A State-of-the-Art Morphosyntactic Parser and Lemmatizer for Ancient Greek
This work addresses the need for improved natural language processing tools for Ancient Greek, but it is incremental as it compares and fine-tunes existing models rather than introducing a new method.
The paper tackled the problem of identifying a state-of-the-art morphosyntactic parser and lemmatizer for Ancient Greek by comparing six models, finding that Trankit best annotated syntax and GreTa best annotated lemmata, with results suggesting token embeddings alone are insufficient for high UAS and LAS scores.

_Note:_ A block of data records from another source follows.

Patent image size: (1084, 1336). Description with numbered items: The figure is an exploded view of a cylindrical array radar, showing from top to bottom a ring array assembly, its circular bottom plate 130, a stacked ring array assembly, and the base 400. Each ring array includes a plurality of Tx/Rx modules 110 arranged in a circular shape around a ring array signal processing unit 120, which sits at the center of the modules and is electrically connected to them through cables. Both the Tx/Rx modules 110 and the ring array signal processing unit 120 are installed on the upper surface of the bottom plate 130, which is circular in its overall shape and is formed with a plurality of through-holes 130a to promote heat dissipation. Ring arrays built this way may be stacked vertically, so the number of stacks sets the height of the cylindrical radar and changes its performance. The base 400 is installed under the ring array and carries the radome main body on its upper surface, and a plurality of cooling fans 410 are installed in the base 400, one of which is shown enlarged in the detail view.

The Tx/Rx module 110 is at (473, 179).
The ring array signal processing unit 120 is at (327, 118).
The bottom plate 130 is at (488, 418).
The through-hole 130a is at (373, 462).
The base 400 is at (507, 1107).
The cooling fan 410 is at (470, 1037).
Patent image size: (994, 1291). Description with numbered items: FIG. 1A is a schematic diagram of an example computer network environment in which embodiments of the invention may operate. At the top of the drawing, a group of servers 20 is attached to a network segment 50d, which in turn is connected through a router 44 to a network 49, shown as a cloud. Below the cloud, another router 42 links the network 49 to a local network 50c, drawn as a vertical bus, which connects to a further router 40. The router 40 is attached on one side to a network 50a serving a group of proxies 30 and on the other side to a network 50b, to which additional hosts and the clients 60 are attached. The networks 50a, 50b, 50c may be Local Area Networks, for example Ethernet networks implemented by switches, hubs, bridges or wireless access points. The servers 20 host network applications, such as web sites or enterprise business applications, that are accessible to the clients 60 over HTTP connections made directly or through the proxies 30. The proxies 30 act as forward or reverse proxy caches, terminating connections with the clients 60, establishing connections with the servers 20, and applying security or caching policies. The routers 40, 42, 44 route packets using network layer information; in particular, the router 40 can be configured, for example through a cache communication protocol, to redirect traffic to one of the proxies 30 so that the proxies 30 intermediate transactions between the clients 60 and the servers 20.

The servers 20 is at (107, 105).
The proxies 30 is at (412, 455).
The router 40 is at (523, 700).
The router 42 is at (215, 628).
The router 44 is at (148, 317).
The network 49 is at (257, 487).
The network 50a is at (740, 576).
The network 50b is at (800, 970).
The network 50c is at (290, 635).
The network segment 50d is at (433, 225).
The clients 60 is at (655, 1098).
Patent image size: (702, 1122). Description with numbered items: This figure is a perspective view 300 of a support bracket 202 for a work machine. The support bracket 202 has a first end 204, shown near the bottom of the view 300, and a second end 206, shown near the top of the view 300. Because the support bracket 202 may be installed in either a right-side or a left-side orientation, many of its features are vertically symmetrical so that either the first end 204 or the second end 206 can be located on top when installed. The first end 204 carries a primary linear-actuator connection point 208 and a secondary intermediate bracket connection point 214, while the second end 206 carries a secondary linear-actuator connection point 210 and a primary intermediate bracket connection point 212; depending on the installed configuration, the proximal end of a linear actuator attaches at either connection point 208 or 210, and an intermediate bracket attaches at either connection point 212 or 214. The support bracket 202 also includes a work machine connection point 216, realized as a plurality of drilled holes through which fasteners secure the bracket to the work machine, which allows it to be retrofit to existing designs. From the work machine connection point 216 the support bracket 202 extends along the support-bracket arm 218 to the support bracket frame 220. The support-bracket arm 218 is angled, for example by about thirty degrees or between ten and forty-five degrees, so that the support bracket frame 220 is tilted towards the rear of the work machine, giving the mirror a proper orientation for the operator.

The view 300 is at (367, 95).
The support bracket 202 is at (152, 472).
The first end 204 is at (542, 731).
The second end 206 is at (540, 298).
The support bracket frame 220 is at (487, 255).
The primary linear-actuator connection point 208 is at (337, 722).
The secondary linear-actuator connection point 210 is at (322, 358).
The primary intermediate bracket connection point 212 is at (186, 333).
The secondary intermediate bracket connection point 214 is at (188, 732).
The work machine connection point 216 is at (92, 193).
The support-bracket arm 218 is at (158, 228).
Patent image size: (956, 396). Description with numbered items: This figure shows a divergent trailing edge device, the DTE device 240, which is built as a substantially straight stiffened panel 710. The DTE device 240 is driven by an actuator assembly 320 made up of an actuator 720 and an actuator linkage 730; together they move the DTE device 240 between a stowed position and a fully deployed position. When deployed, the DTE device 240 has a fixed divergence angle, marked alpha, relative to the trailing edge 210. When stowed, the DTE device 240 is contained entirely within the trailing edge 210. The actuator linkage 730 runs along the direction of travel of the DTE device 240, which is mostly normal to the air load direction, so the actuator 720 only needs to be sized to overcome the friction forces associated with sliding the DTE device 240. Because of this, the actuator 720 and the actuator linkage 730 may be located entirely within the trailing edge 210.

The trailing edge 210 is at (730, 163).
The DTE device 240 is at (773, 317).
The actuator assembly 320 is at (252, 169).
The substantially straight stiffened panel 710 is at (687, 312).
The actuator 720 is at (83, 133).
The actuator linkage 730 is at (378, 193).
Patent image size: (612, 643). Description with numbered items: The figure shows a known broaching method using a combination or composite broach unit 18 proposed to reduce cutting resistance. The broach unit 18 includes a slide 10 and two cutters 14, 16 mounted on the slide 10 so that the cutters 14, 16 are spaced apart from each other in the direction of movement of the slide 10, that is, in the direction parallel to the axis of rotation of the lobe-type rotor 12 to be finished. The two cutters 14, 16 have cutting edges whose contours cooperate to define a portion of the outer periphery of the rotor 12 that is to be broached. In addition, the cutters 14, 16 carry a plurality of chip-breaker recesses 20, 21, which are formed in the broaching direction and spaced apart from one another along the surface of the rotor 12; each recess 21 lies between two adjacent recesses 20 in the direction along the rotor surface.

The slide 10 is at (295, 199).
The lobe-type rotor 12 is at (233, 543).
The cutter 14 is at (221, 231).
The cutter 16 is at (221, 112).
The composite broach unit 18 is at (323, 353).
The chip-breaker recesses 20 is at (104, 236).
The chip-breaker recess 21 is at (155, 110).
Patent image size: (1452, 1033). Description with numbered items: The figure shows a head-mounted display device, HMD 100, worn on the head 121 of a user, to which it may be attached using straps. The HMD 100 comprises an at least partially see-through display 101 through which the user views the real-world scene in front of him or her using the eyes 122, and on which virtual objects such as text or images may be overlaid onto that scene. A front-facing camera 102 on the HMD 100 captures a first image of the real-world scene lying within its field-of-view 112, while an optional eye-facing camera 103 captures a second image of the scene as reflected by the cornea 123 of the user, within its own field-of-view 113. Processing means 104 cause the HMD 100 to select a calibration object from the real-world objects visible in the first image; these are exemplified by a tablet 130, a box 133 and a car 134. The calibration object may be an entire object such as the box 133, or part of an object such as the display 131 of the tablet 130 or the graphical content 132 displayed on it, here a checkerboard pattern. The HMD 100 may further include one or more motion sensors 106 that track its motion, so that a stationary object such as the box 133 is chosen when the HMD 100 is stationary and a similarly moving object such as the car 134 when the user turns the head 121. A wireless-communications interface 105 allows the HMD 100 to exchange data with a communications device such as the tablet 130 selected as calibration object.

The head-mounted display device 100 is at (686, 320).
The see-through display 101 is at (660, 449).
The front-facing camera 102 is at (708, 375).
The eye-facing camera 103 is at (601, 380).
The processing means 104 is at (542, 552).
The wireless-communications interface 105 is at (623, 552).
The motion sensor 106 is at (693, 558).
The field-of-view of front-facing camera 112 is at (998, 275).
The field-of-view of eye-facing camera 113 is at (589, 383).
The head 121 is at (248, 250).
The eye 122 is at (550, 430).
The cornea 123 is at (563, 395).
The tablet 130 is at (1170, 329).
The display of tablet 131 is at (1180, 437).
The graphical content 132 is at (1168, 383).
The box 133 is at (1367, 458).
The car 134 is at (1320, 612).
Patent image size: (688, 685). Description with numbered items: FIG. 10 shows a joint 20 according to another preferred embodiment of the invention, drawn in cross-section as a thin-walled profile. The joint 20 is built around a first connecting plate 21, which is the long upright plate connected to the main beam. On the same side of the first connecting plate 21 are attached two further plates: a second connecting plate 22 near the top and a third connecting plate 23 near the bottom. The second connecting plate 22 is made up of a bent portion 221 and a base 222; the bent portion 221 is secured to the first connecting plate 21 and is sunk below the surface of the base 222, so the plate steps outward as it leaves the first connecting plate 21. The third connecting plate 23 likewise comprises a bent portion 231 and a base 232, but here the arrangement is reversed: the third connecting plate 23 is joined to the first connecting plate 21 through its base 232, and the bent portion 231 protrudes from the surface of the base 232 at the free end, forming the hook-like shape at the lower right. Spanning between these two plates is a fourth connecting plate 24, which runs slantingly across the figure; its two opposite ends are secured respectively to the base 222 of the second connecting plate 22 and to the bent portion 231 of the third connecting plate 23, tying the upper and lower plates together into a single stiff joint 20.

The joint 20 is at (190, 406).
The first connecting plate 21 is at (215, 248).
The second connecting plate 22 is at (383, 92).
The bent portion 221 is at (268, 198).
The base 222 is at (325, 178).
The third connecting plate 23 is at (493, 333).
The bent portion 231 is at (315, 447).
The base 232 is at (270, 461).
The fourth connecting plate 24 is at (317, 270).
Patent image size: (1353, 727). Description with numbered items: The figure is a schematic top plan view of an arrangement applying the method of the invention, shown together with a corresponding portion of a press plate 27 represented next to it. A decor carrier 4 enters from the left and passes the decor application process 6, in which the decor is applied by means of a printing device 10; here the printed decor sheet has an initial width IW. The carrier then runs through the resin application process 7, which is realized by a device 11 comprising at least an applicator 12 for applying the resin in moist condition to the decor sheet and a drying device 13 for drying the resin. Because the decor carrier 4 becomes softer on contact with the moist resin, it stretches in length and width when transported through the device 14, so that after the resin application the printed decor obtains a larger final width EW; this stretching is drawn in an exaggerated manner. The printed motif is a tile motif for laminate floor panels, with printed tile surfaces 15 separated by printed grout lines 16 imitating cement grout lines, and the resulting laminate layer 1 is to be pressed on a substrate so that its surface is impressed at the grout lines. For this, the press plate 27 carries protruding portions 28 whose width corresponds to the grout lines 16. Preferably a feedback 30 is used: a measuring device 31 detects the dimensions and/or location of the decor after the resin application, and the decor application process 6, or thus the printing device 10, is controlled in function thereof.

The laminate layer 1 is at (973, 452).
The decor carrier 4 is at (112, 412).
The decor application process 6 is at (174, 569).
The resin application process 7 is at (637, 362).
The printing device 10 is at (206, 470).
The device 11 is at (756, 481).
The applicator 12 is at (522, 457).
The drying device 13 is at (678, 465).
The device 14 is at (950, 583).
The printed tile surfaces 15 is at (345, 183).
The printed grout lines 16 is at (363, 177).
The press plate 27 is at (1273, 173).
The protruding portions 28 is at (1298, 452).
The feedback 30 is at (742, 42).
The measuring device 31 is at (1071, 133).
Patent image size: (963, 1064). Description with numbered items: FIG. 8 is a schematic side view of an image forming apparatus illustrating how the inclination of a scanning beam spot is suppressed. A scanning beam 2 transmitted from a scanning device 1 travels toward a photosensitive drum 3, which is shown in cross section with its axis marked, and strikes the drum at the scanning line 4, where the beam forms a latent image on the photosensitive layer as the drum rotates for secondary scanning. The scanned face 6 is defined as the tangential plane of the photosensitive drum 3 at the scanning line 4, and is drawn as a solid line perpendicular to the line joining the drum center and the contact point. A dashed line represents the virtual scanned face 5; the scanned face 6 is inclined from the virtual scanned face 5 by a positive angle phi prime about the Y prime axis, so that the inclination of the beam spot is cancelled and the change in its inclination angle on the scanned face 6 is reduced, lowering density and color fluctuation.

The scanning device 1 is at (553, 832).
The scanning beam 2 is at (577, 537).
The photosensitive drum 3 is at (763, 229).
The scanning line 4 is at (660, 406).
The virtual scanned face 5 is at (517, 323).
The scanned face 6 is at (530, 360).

This paper presents an experiment consisting in the comparison of six models to identify a state-of-the-art morphosyntactic parser and lemmatizer for Ancient Greek capable of annotating according to the Ancient Greek Dependency Treebank annotation scheme. A normalized version of the major collections of annotated texts was used to (i) train the baseline model Dithrax with randomly initialized character embeddings and (ii) fine-tune Trankit and four recent models pretrained on Ancient Greek texts, i.e., GreBERTa and PhilBERTa for morphosyntactic annotation and GreTA and PhilTa for lemmatization. A Bayesian analysis shows that Dithrax and Trankit annotate morphology practically equivalently, while syntax is best annotated by Trankit and lemmata by GreTa. The results of the experiment suggest that token embeddings are not sufficient to achieve high UAS and LAS scores unless they are coupled with a modeling strategy specifically designed to capture syntactic relationships. The dataset and best-performing models are made available online for reuse.